Der Leichtgewichtsvierer bei einem Training auf dem Sarnersee.

Bildlegende: Der Leichtgewichtsvierer gehört zu den heissesten Medaillenhoffnungen der Schweizer Olympia-Delegation. Keystone

Letzte Saison lief für den Leichtgewichtsvierer ohne Steuermann mit den beiden Luzernern Simon Schürch und Mario Gyr alles wie am Schnürchen. Sie wurden Weltcupsieger, Europa- und Weltmeister. Mit diesen Erfolgen aus der letzten Saison starten sie als Favoriten in die Olympia-Saison und wollen in Rio Gold holen: «Wir wollen gewinnen, das ist unser grosses Ziel», sagt Simon Schürch.

Vorerst die Qualifikation

Patricia Merz hingegen denkt noch nicht an Rio. Die 23-jährige Zugerin hat an der Ruder-WM im September im Leichtgewichtsdoppelzweier die Qualifikation für die Olympiade nicht geschafft. An der Olympia-Qualifikationsregatta vom 22. bis 24. Mai in Luzern kann sie dies aber noch nachholen.
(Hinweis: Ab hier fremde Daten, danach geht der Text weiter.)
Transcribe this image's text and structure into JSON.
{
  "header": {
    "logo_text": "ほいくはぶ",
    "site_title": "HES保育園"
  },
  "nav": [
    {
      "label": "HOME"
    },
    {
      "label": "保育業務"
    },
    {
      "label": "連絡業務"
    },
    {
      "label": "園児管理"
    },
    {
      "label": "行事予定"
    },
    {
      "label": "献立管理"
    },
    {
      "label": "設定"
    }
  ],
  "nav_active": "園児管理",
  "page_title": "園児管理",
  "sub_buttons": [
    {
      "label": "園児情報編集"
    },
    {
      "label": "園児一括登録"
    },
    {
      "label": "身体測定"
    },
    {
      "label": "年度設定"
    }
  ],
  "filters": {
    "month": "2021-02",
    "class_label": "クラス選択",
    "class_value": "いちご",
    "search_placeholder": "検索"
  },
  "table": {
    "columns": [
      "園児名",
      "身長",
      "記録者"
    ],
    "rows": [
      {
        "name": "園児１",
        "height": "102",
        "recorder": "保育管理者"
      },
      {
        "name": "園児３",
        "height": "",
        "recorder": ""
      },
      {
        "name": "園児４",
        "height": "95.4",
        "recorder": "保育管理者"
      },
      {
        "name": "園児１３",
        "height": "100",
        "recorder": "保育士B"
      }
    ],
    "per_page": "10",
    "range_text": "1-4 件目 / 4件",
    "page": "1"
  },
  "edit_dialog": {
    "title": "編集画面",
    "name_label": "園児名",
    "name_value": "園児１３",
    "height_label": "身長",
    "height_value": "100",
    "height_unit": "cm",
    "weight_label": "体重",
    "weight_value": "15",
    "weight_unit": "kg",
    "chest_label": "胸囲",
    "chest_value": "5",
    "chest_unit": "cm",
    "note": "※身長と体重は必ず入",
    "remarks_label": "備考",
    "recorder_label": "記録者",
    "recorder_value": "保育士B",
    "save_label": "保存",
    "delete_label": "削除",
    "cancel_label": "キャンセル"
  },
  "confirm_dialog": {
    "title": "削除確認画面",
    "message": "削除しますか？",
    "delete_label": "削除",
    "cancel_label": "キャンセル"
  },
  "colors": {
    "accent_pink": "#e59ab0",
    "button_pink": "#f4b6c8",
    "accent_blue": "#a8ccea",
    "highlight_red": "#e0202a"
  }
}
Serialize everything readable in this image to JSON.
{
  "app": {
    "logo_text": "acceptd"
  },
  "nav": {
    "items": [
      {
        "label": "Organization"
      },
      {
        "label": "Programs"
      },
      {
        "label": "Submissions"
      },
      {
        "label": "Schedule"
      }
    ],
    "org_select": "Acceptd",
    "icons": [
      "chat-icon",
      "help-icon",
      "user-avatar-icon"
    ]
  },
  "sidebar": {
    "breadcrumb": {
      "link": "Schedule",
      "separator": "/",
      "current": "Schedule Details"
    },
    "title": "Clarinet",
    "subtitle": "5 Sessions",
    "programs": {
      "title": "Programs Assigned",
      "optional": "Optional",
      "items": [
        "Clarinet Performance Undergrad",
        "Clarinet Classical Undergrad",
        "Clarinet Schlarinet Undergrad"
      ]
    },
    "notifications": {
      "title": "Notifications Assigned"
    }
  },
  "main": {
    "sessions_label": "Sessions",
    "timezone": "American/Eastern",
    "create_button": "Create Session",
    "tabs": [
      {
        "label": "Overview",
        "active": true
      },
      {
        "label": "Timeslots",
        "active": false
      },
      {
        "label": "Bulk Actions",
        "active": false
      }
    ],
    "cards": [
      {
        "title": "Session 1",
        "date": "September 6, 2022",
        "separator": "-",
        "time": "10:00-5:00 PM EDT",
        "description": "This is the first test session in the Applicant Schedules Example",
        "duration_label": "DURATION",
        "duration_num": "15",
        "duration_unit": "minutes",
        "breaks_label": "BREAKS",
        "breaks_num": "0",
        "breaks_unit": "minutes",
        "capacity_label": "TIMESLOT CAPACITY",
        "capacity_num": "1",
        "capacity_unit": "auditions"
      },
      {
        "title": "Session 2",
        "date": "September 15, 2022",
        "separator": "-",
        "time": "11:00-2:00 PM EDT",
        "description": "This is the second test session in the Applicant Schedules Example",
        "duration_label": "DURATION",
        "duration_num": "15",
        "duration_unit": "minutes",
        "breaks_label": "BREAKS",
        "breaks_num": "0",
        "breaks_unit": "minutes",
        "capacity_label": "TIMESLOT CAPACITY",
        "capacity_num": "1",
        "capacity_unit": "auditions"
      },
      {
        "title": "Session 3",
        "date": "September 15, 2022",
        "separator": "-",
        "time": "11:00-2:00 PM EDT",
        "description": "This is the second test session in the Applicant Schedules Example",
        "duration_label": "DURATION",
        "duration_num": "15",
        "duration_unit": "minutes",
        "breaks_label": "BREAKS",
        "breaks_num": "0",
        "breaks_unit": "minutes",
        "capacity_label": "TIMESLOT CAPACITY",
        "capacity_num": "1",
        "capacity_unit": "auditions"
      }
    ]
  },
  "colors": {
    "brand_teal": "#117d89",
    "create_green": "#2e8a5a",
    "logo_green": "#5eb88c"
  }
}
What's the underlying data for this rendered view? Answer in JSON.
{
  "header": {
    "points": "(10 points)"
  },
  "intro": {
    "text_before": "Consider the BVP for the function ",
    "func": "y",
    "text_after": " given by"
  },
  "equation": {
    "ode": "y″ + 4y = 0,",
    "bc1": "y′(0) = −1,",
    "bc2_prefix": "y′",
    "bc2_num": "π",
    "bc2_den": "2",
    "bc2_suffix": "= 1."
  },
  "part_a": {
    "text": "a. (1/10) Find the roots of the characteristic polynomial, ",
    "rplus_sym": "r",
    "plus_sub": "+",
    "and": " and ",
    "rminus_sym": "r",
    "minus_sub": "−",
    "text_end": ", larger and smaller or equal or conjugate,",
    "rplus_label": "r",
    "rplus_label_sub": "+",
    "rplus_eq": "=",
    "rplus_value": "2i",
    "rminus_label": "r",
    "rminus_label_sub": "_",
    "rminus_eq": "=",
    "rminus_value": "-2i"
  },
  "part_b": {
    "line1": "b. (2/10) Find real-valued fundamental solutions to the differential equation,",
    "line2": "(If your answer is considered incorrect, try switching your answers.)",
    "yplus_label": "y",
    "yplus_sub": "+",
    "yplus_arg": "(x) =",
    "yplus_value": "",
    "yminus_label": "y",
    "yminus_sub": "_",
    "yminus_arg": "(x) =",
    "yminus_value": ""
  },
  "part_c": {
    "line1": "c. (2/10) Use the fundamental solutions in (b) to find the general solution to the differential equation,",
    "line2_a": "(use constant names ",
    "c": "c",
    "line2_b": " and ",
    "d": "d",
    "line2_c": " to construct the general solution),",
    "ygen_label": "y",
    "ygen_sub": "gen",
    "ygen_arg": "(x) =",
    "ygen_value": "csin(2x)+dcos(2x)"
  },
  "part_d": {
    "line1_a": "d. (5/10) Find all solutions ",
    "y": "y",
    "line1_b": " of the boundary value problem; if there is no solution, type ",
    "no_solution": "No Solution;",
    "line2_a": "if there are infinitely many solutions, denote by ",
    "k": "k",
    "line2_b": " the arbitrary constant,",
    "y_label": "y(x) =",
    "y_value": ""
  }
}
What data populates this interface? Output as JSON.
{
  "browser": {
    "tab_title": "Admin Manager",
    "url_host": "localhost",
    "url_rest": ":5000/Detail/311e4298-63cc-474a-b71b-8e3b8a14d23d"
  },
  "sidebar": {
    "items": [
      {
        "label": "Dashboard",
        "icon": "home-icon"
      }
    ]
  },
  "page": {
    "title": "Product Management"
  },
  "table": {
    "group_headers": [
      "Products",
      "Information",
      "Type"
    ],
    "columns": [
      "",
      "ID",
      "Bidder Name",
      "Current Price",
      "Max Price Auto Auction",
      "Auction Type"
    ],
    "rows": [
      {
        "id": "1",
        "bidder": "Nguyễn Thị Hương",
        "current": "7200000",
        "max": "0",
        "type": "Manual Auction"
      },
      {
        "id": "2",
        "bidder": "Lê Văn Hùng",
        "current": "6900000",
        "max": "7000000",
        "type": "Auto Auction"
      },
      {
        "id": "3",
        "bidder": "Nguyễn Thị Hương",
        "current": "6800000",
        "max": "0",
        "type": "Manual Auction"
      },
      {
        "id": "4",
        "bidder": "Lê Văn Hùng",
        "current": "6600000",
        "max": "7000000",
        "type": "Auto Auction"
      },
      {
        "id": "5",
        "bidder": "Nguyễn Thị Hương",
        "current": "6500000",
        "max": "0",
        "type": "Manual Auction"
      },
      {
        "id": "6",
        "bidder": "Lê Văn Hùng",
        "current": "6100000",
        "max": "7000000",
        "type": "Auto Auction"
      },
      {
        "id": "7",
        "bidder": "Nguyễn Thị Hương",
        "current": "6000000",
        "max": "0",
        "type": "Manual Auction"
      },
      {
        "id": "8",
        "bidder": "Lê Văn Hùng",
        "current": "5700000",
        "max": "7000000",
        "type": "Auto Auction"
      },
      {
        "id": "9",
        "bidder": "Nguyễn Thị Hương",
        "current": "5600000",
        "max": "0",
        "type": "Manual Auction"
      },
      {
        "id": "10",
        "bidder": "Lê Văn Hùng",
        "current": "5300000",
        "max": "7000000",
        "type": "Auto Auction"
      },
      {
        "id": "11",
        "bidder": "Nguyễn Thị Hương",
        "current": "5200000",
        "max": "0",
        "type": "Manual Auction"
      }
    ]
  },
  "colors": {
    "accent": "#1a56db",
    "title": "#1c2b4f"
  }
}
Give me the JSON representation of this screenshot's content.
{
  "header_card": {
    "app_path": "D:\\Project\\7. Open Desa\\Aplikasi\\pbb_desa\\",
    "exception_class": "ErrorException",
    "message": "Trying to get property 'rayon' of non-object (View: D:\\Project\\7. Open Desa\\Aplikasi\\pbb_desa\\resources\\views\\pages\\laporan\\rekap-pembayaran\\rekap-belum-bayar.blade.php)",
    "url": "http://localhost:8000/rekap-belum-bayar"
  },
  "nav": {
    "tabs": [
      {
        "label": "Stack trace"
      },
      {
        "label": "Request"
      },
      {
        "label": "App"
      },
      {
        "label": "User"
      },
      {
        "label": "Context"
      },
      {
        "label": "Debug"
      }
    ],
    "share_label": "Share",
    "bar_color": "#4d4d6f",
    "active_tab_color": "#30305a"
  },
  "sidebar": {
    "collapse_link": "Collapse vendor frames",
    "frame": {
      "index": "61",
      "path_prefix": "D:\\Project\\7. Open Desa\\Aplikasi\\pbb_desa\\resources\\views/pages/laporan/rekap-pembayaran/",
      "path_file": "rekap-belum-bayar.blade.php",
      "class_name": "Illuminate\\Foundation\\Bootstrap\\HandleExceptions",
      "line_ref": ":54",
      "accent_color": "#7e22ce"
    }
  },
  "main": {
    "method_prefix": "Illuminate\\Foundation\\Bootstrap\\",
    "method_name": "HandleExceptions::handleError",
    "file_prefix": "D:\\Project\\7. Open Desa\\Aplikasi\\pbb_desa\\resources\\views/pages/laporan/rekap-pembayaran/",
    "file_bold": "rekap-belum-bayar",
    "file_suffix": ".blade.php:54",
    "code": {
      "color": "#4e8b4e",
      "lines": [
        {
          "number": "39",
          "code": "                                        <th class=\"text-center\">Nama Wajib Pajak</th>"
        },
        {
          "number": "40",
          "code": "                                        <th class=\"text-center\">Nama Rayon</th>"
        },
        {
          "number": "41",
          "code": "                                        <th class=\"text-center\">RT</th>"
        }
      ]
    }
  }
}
Für zwei weitere Zentralschweizer Ruderer ist die Teilnahme in Rio wohl nur noch Formsache. Der Luzerner Michael Schmid im Leichtgewichtsdoppelzweier und Roman Röösli aus Neunkirch im Doppelvierer haben sich beide mit ihren Booten bereits qualifiziert. Sie müssen sich aber in den internen Ausscheidungen vom Nationalteam noch gegen andere Athleten durchsetzen.

Die erste Weltcup-Regatta mit Schweizer Beteiligung findest nächstes Wochenende in Varese statt. Die Olympische Ruderregatta dauert vom 6. bis 13. August.